At a hearing that lasted barely 10 minutes, a federal judge released Cook County Clerk Karen Yarbrough from court oversight of hiring and promotions in her office, ending a 54-year-old lawsuit that led to a sea change in Illinois politics and largely ended patronage hiring.
The order was lifted by U.S. District Judge Edmond Chang, the sixth judge to preside over the lawsuit filed in 1969 by Michael Shakman, a reform-minded Democrat who claimed the army of patronage workers holding government jobs thwarted his bid to become a delegate to a constitutional convention.
The judge acknowledged that Yarbrough’s office had not been a role model for reformed hiring practices, but he noted that an appeals court ruling last summer lowered the bar for proving politics had been eliminated from a government agency’s personnel practices.
By those new standards, Yarbrough’s office was due to be released from the mandates of the so-called Shakman Decree.
“This does end the [Shakman] case,” the judge said. “It should be exceedingly rare that a case is older than the presiding judge.” Chang is 52.
In an era of increasing political polarization, Chang noted that “the last thing we need is more politics in public employment.
“This case has served its purpose, and it is closed,” Chang said, noting that individual employees could still sue government employers for violating fair-hiring standards that were put in place because Shakman litigation. “The Northern District remains open as it is needed.”
Shakman was not present in the courtroom for the final hearing in a case that carried his name across decades. His attorney, Brian Hays, said the clerk’s office has drafted equitable hiring policies, trained staff and gone without violations since the court appointed a monitor to watch over hiring at the clerk’s office in 2020.
Last year, a federal appeals court ruling in favor of Gov. J.B. Pritzker found the requirements for compliance imposed by the Shakman case against the state were too strict. Court oversight of hiring run by the governor’s office was lifted last August.
“The clerk has ticked off the boxes of what we asked her to do,” Hays said. “As the 7th Circuit held, perfection is not the standard.”
Yarbrough sat silently beside attorneys for her office during the hearing, and left the Dirksen Federal Courthouse without speaking to reporters. In a statement issued after the hearing, she said her office had spent $3 million on compliance, including fees paid to lawyers for both sides and the compliance monitor, since 2020.
“We are pleased that the court has recognized our commitment to fair and equitable hiring and employment policies,” Yarbrough said in the statement. “The termination of this consent decree is going to save taxpayers millions of dollars in legal fees and enable us to focus fully on ensuring effective hiring standards, building continued efficiencies across our office, and providing the best possible service to the residents of Cook County.”
In her previous role as county recorder and for much of her tenure as clerk, Yarbrough has faced frequent allegations of patronage hiring. The clerk’s office, with 350 full-time employees, maintains records like birth certificates and marriage licenses, and oversees suburban elections.

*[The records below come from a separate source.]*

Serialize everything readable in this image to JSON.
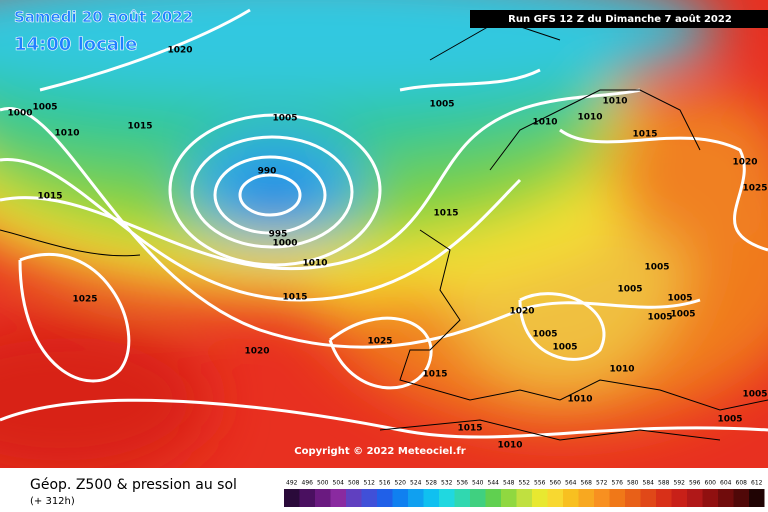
{
  "header": {
    "date": "Samedi 20 août 2022",
    "time": "14:00 locale",
    "run": "Run GFS 12 Z du Dimanche 7 août 2022"
  },
  "copyright": "Copyright © 2022 Meteociel.fr",
  "footer": {
    "title": "Géop. Z500 & pression au sol",
    "lead": "(+ 312h)"
  },
  "legend": {
    "labels": [
      492,
      496,
      500,
      504,
      508,
      512,
      516,
      520,
      524,
      528,
      532,
      536,
      540,
      544,
      548,
      552,
      556,
      560,
      564,
      568,
      572,
      576,
      580,
      584,
      588,
      592,
      596,
      600,
      604,
      608,
      612
    ]
  },
  "isobar_labels": [
    1020,
    1005,
    1000,
    1010,
    1015,
    1005,
    1005,
    1010,
    1010,
    1010,
    1015,
    1020,
    1025,
    990,
    995,
    1000,
    1015,
    1015,
    1010,
    1005,
    1005,
    1015,
    1025,
    1005,
    1005,
    1005,
    1020,
    1005,
    1005,
    1020,
    1025,
    1010,
    1015,
    1010,
    1005,
    1015,
    1010,
    1005
  ]
}
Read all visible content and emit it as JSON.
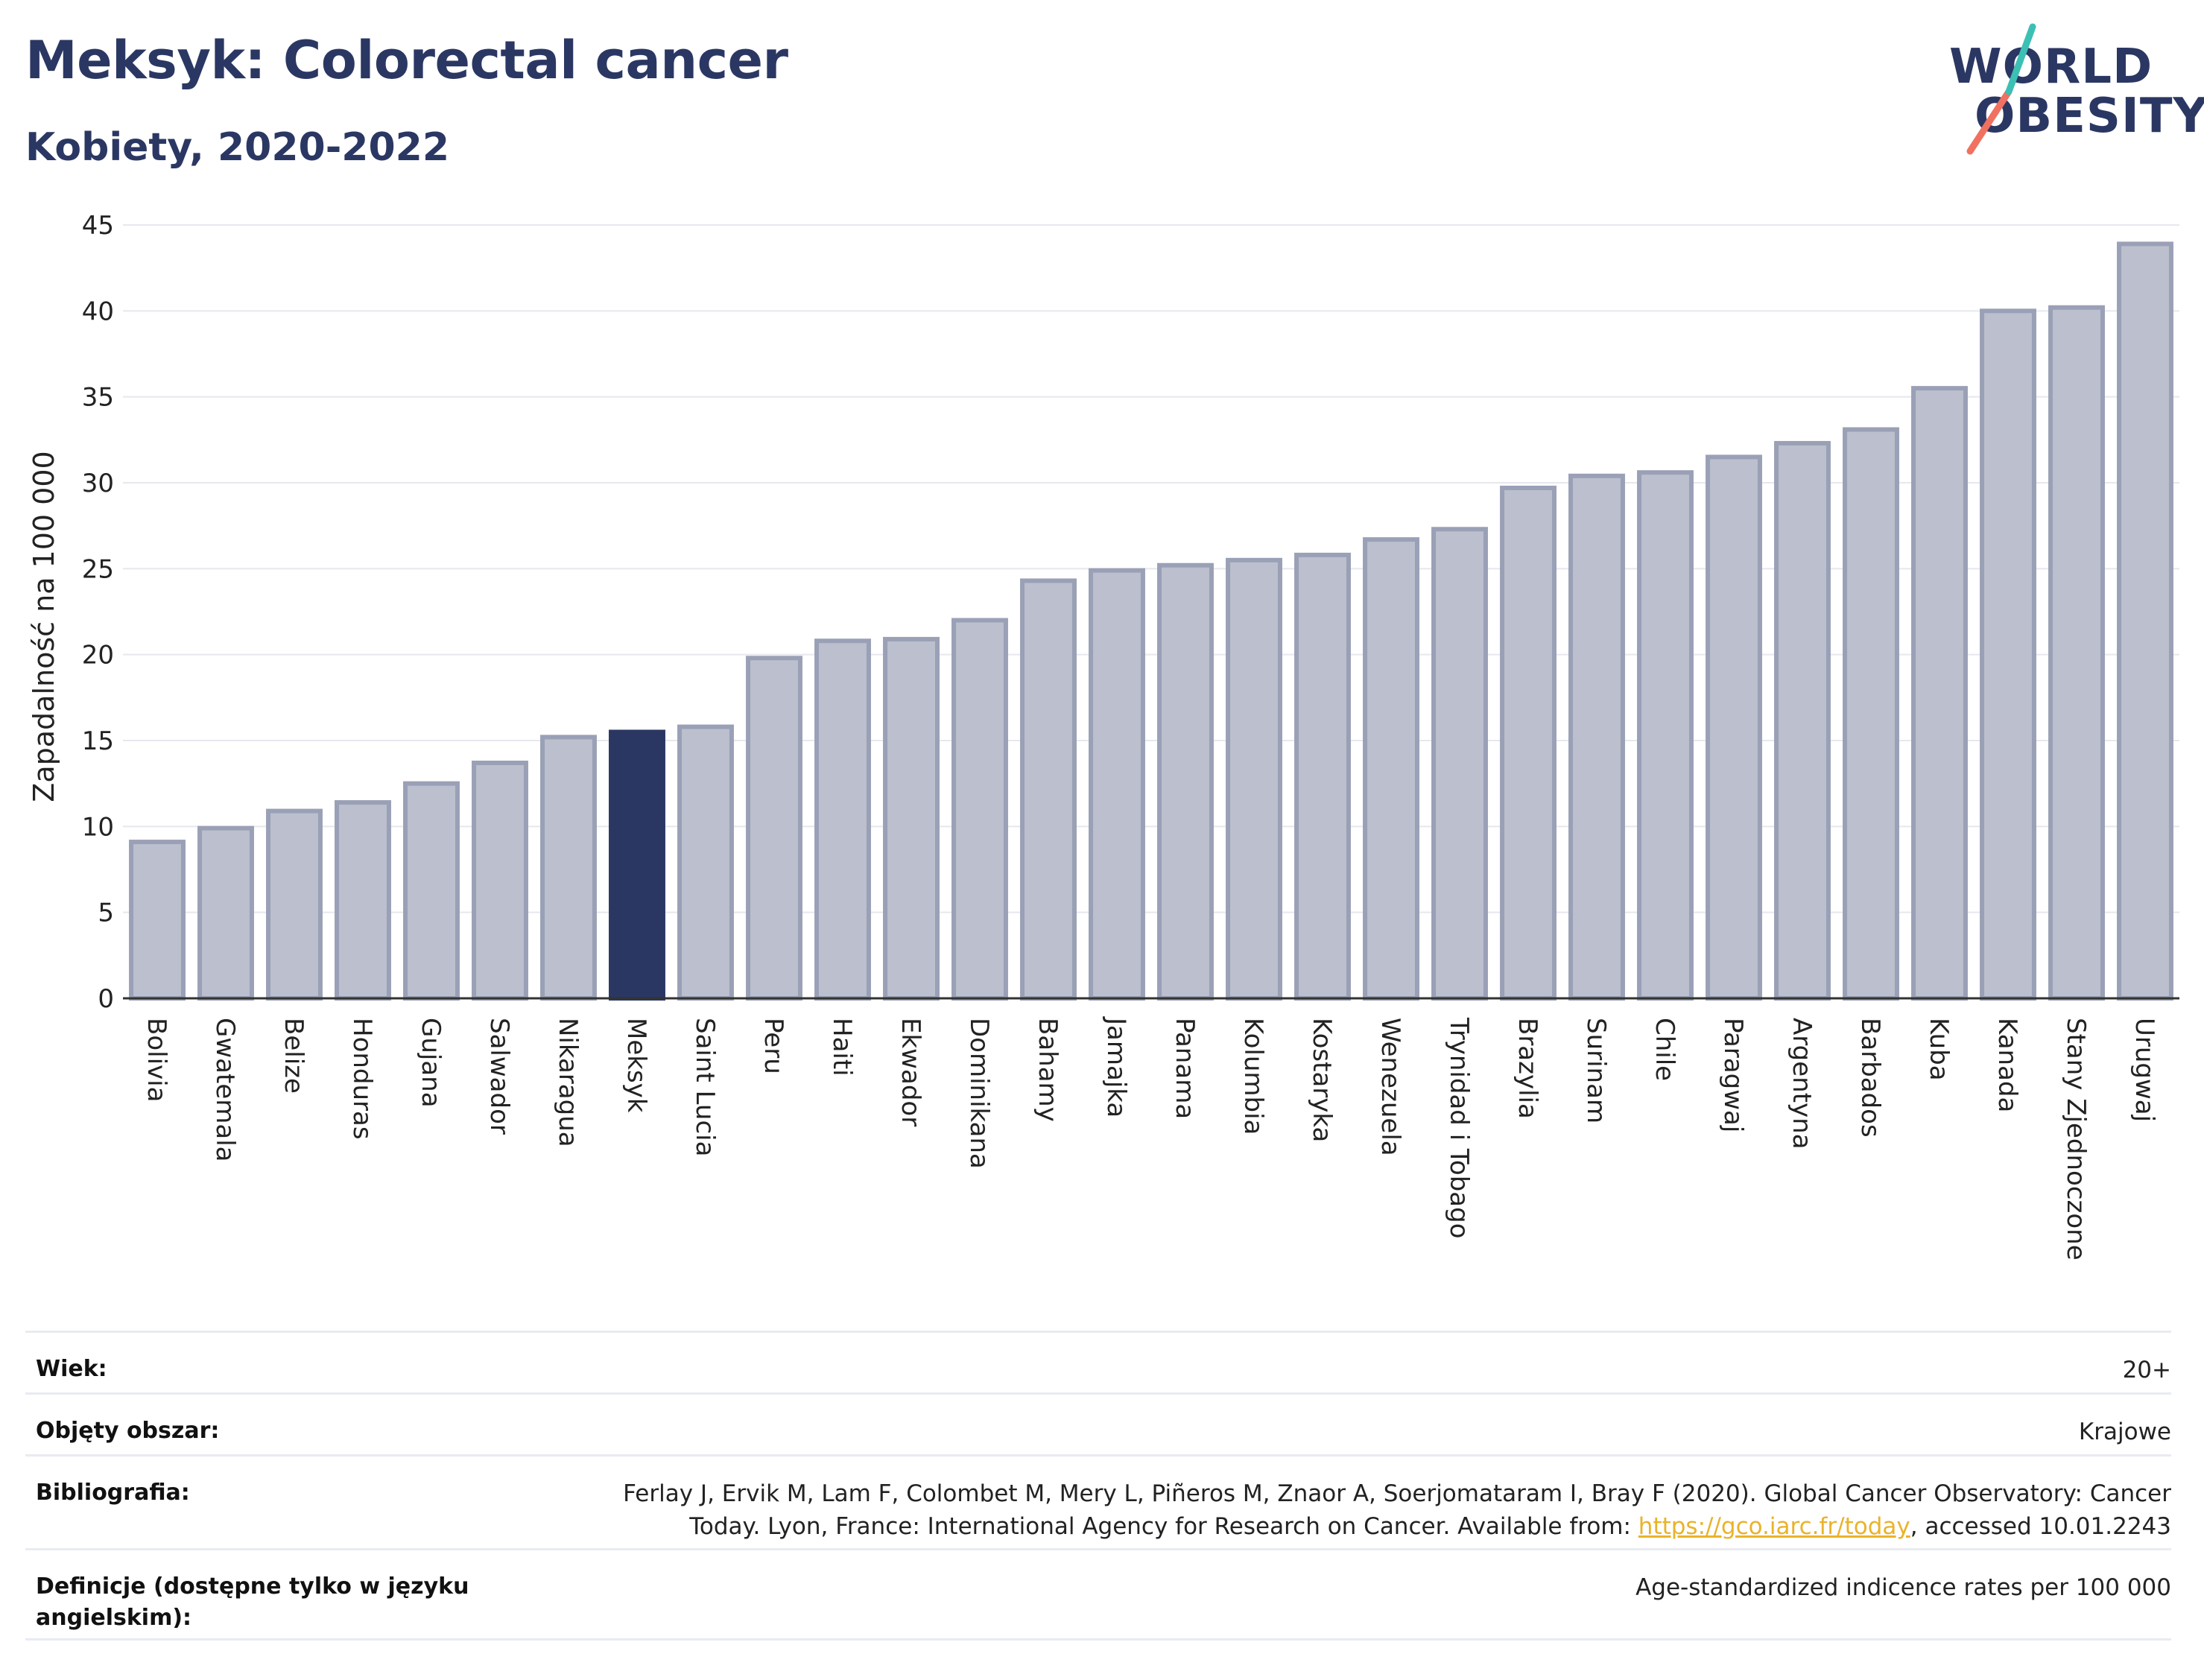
{
  "header": {
    "title": "Meksyk: Colorectal cancer",
    "subtitle": "Kobiety, 2020-2022"
  },
  "logo": {
    "line1": "WORLD",
    "line2": "OBESITY"
  },
  "colors": {
    "highlight": "#2b3763",
    "bar_fill": "#bcc0ce",
    "bar_stroke": "#9aa0b6",
    "grid": "#e6e8ee",
    "logo_teal": "#3cc0b4",
    "logo_coral": "#f07160"
  },
  "chart_data": {
    "type": "bar",
    "title": "Meksyk: Colorectal cancer",
    "subtitle": "Kobiety, 2020-2022",
    "ylabel": "Zapadalność na 100 000",
    "xlabel": "",
    "ylim": [
      0,
      45
    ],
    "yticks": [
      0,
      5,
      10,
      15,
      20,
      25,
      30,
      35,
      40,
      45
    ],
    "grid": true,
    "highlight": "Meksyk",
    "categories": [
      "Bolivia",
      "Gwatemala",
      "Belize",
      "Honduras",
      "Gujana",
      "Salwador",
      "Nikaragua",
      "Meksyk",
      "Saint Lucia",
      "Peru",
      "Haiti",
      "Ekwador",
      "Dominikana",
      "Bahamy",
      "Jamajka",
      "Panama",
      "Kolumbia",
      "Kostaryka",
      "Wenezuela",
      "Trynidad i Tobago",
      "Brazylia",
      "Surinam",
      "Chile",
      "Paragwaj",
      "Argentyna",
      "Barbados",
      "Kuba",
      "Kanada",
      "Stany Zjednoczone",
      "Urugwaj"
    ],
    "values": [
      9.1,
      9.9,
      10.9,
      11.4,
      12.5,
      13.7,
      15.2,
      15.5,
      15.8,
      19.8,
      20.8,
      20.9,
      22.0,
      24.3,
      24.9,
      25.2,
      25.5,
      25.8,
      26.7,
      27.3,
      29.7,
      30.4,
      30.6,
      31.5,
      32.3,
      33.1,
      35.5,
      40.0,
      40.2,
      43.9
    ]
  },
  "info": [
    {
      "label": "Wiek:",
      "value": "20+"
    },
    {
      "label": "Objęty obszar:",
      "value": "Krajowe"
    },
    {
      "label": "Bibliografia:",
      "value_line1": "Ferlay J, Ervik M, Lam F, Colombet M, Mery L, Piñeros M, Znaor A, Soerjomataram I, Bray F (2020). Global Cancer Observatory: Cancer",
      "value_line2_pre": "Today. Lyon, France: International Agency for Research on Cancer. Available from: ",
      "link": "https://gco.iarc.fr/today",
      "value_line2_post": ", accessed 10.01.2243"
    },
    {
      "label": "Definicje (dostępne tylko w języku angielskim):",
      "value": "Age-standardized indicence rates per 100 000"
    }
  ]
}
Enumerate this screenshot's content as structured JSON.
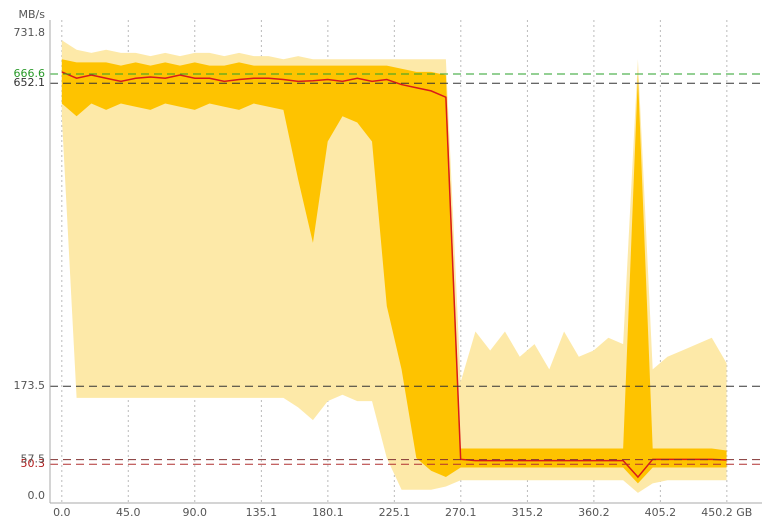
{
  "chart_data": {
    "type": "area",
    "y_unit": "MB/s",
    "x": [
      0,
      10,
      20,
      30,
      40,
      50,
      60,
      70,
      80,
      90,
      100,
      110,
      120,
      130,
      140,
      150,
      160,
      170,
      180,
      190,
      200,
      210,
      220,
      230,
      240,
      250,
      260,
      270,
      280,
      290,
      300,
      310,
      320,
      330,
      340,
      350,
      360,
      370,
      380,
      390,
      400,
      410,
      420,
      430,
      440,
      450
    ],
    "series": [
      {
        "color": "#fde9a8",
        "values": [
          720,
          705,
          700,
          705,
          700,
          700,
          695,
          700,
          695,
          700,
          700,
          695,
          700,
          695,
          695,
          690,
          695,
          690,
          690,
          690,
          690,
          690,
          690,
          690,
          690,
          690,
          690,
          180,
          260,
          230,
          260,
          220,
          240,
          200,
          260,
          220,
          230,
          250,
          240,
          690,
          200,
          220,
          230,
          240,
          250,
          210
        ],
        "lower": [
          600,
          155,
          155,
          155,
          155,
          155,
          155,
          155,
          155,
          155,
          155,
          155,
          155,
          155,
          155,
          155,
          140,
          120,
          150,
          160,
          150,
          150,
          60,
          10,
          10,
          10,
          15,
          25,
          25,
          25,
          25,
          25,
          25,
          25,
          25,
          25,
          25,
          25,
          25,
          5,
          20,
          25,
          25,
          25,
          25,
          25
        ]
      },
      {
        "color": "#fec300",
        "values": [
          690,
          685,
          685,
          685,
          680,
          685,
          680,
          685,
          680,
          685,
          680,
          680,
          685,
          680,
          680,
          680,
          680,
          680,
          680,
          680,
          680,
          680,
          680,
          675,
          670,
          670,
          665,
          75,
          75,
          75,
          75,
          75,
          75,
          75,
          75,
          75,
          75,
          75,
          75,
          666,
          75,
          75,
          75,
          75,
          75,
          72
        ],
        "lower": [
          620,
          600,
          620,
          610,
          620,
          615,
          610,
          620,
          615,
          610,
          620,
          615,
          610,
          620,
          615,
          610,
          500,
          400,
          560,
          600,
          590,
          560,
          300,
          200,
          60,
          40,
          30,
          45,
          45,
          45,
          45,
          45,
          45,
          45,
          45,
          45,
          45,
          45,
          45,
          20,
          45,
          45,
          45,
          45,
          45,
          45
        ]
      },
      {
        "color": "#d91a1a",
        "values": [
          670,
          660,
          665,
          660,
          655,
          660,
          662,
          660,
          665,
          660,
          660,
          655,
          658,
          660,
          660,
          658,
          655,
          656,
          658,
          655,
          660,
          655,
          658,
          650,
          645,
          640,
          630,
          58,
          56,
          56,
          56,
          56,
          56,
          56,
          56,
          56,
          56,
          56,
          56,
          30,
          58,
          58,
          58,
          58,
          58,
          57
        ]
      }
    ],
    "xlim": [
      -8,
      474
    ],
    "ylim": [
      -11,
      752
    ],
    "xticks": [
      {
        "value": 0,
        "label": "0.0"
      },
      {
        "value": 45,
        "label": "45.0"
      },
      {
        "value": 90,
        "label": "90.0"
      },
      135.1,
      180.1,
      225.1,
      270.1,
      315.2,
      360.2,
      405.2,
      {
        "value": 450.2,
        "label": "450.2 GB"
      }
    ],
    "yticks": [
      {
        "value": 0,
        "label": "0.0"
      },
      50.3,
      57.5,
      173.5,
      652.1,
      666.6,
      731.8
    ],
    "ytick_colors": [
      "#555555",
      "#b01818",
      "#555555",
      "#555555",
      "#333333",
      "#2a9a2a",
      "#555555"
    ],
    "reference_line_colors": [
      null,
      "#b03030",
      "#803030",
      "#333333",
      "#333333",
      "#2aa02a",
      null
    ],
    "grid": true
  }
}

The county inspector general in 2014 blasted a series of questionable hires in the recorder’s office, a list that included Yarbrough’s niece, who held a job with a $114,000 annual salary.
Less than a year after Yarbrough became clerk in 2018, Shakman filed suit against the office for similar hiring irregularities. In reports to the court, a monitor said that Yarbrough and her staff were mostly uncooperative, stalled frequently when asked to make reforms, and violated or ignored policies put in place to reform hiring.
The skepticism from good government activists on Yarbrough’s emergence from the decree was a contrast with 2011, when Shakman himself praised Sheriff Tom Dart for “leadership and commitment from the top” in making changes.
In 2014, Shakman signed off on releasing the city of Chicago from a compliance monitor appointed by a federal judge in 2005, after multiple city officials and figures with ties to then-Mayor Richard M. Daley were caught up in a scandal involving city trucking contracts. This led to multiple federal indictments.
Chang noted that though the Shakman case had ended, it had established hiring practices across city, county and state government that should make hiring more transparent and merit-based, and that individual employees could still file lawsuits on their own. After the hearing, Hays said the burden of proof to show political bias in government hiring in such a civil lawsuit would be lower than would be required to have triggered oversight under Shakman.
Hays, who began his role litigating the Shakman case as a first-year law firm associate nearly 25 years ago, said the case had fundamentally changed the patronage practices that were in place when Mayor Richard J. Daley held near-absolute power over the state Democratic Party thanks to his unfettered power to fill tens of thousands of taxpayer-funded jobs with political hires.
“We’ve come a long way,” Hays said after the hearing, in the courthouse lobby. “We’ve achieved great results in terms of opening up government positions to the general public to apply for jobs and to have a fair shake, even if it’s not always been a perfect decision-making process.”